The write() function detects the output format from the file extension:

tova
// Write Table to CSV
sales |> write("output.csv")

// Write Table to JSON
sales |> write("output.json")

// Write Table to JSONL
sales |> write("events.jsonl")

// Write Table to TSV
sales |> write("output.tsv")

// Write a plain object to JSON
config |> write("config.json")

Append Mode

Add data to an existing file without overwriting:

tova
for chunk in stream("huge.csv", batch: 1000) {
  chunk |> where(.valid) |> write("clean.csv", append: true)
}

Streaming Large Files

The stream() function reads a file in batches, yielding one Table per batch. This lets you process files that are too large to fit in memory:

tova
for chunk in stream("huge.csv", batch: 1000) {
  chunk
    |> where(.amount > 0)
    |> write("filtered.csv", append: true)
}

Each chunk is a Table with the same columns as the full file. The default batch size is 1,000 rows.

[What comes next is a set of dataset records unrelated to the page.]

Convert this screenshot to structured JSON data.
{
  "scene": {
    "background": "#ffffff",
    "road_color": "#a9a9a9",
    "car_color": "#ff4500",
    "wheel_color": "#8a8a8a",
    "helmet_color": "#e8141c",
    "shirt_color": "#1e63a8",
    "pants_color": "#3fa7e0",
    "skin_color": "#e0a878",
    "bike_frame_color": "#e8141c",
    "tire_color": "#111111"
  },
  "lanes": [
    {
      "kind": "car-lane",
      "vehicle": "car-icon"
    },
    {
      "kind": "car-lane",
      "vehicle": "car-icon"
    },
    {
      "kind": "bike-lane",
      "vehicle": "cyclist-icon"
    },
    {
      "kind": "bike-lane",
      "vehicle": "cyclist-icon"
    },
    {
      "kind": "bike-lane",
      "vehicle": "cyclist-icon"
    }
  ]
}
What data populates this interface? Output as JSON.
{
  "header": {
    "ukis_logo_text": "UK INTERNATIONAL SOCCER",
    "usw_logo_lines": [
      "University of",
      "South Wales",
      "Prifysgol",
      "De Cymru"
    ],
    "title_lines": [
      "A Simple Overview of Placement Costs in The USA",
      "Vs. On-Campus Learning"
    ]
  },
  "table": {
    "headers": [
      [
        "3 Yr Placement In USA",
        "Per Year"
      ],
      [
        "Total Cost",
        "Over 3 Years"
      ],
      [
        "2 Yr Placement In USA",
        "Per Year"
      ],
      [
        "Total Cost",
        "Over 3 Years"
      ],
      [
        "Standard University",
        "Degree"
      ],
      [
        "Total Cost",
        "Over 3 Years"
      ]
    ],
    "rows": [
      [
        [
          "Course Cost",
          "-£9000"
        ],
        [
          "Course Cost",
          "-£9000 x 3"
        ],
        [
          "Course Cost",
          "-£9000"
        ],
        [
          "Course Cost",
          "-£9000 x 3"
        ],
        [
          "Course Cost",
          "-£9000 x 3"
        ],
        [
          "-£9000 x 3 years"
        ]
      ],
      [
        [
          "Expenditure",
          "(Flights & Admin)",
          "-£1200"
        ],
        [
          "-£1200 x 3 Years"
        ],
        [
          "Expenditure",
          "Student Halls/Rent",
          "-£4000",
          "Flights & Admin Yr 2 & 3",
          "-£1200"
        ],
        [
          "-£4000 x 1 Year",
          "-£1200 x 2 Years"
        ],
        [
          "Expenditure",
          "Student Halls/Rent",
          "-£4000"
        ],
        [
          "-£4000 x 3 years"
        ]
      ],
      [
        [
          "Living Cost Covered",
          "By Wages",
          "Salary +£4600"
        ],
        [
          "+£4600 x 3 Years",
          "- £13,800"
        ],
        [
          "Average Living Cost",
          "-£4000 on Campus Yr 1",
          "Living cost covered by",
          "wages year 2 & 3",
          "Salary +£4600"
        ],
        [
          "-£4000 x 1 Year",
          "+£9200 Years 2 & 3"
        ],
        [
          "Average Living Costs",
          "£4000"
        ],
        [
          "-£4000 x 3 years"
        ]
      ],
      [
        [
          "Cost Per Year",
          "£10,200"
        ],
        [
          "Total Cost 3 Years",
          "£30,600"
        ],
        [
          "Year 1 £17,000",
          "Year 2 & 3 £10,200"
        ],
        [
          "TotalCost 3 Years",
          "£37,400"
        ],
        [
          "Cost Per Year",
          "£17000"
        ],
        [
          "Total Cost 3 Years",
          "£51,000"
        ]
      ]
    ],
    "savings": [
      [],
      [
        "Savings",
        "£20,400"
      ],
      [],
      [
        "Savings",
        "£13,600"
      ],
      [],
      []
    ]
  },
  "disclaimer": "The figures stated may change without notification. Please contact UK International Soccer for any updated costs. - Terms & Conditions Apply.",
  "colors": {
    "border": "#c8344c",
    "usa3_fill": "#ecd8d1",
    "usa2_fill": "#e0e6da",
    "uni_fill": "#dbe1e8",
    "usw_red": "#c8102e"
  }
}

stream() supports CSV and JSONL formats:

tova
// Stream JSONL
for chunk in stream("events.jsonl", batch: 500) {
  process(chunk)
}

Format Reference

ExtensionRead ResultWrite Input
.csvTableTable or [Object]
.tsvTableTable or [Object]
.jsonTable (array) or ObjectAny value
.jsonlTableTable or [Object]
.ndjsonTableTable or [Object]

Unknown extensions fall back to JSON parsing first, then CSV.

Auto Type Detection

When reading CSV and TSV files, Tova automatically detects column types:

ValueDetected Type
42, -7Int
3.14, -0.5Float
true, falseBool
null, nilNil
Empty stringNil
Everything elseString

CSV Handling

Quoted Fields

Fields containing delimiters, quotes, or newlines are automatically handled:

tova
// Reading: quoted fields are unquoted
// "Hello, World" → Hello, World
// "He said ""hi""" → He said "hi"

// Writing: fields that need quoting are automatically quoted
table |> write("output.csv")
// Values with commas, quotes, or newlines are wrapped in double quotes

Custom Delimiters

tova
// Pipe-delimited
data = read("data.txt", delimiter: "|")

// Semicolon-delimited (common in European CSV)
data = read("data.csv", delimiter: ";")

End-to-End Example

A complete data processing pipeline:

tova
server {
  // Read raw data
  raw = read("customers.csv")

  // Clean and transform
  clean = raw
    |> drop_nil(.email)
    |> fill_nil(.spend, 0.0)
    |> derive(.email = .email |> lower() |> trim())
    |> where(.spend > 0)
    |> peek(title: "Clean data")

  // Aggregate
  summary = clean
    |> group_by(.country)
    |> agg(
      count: count(),
      total: sum(.spend),
      avg: mean(.spend)
    )
    |> sort_by(.total, desc: true)

  // Write results
  clean |> write("clean_customers.csv")
  summary |> write("summary.json")
}

Practical Tips

Let the extension do the work. You almost never need to specify format options. Just use the right file extension and read()/write() handles the rest.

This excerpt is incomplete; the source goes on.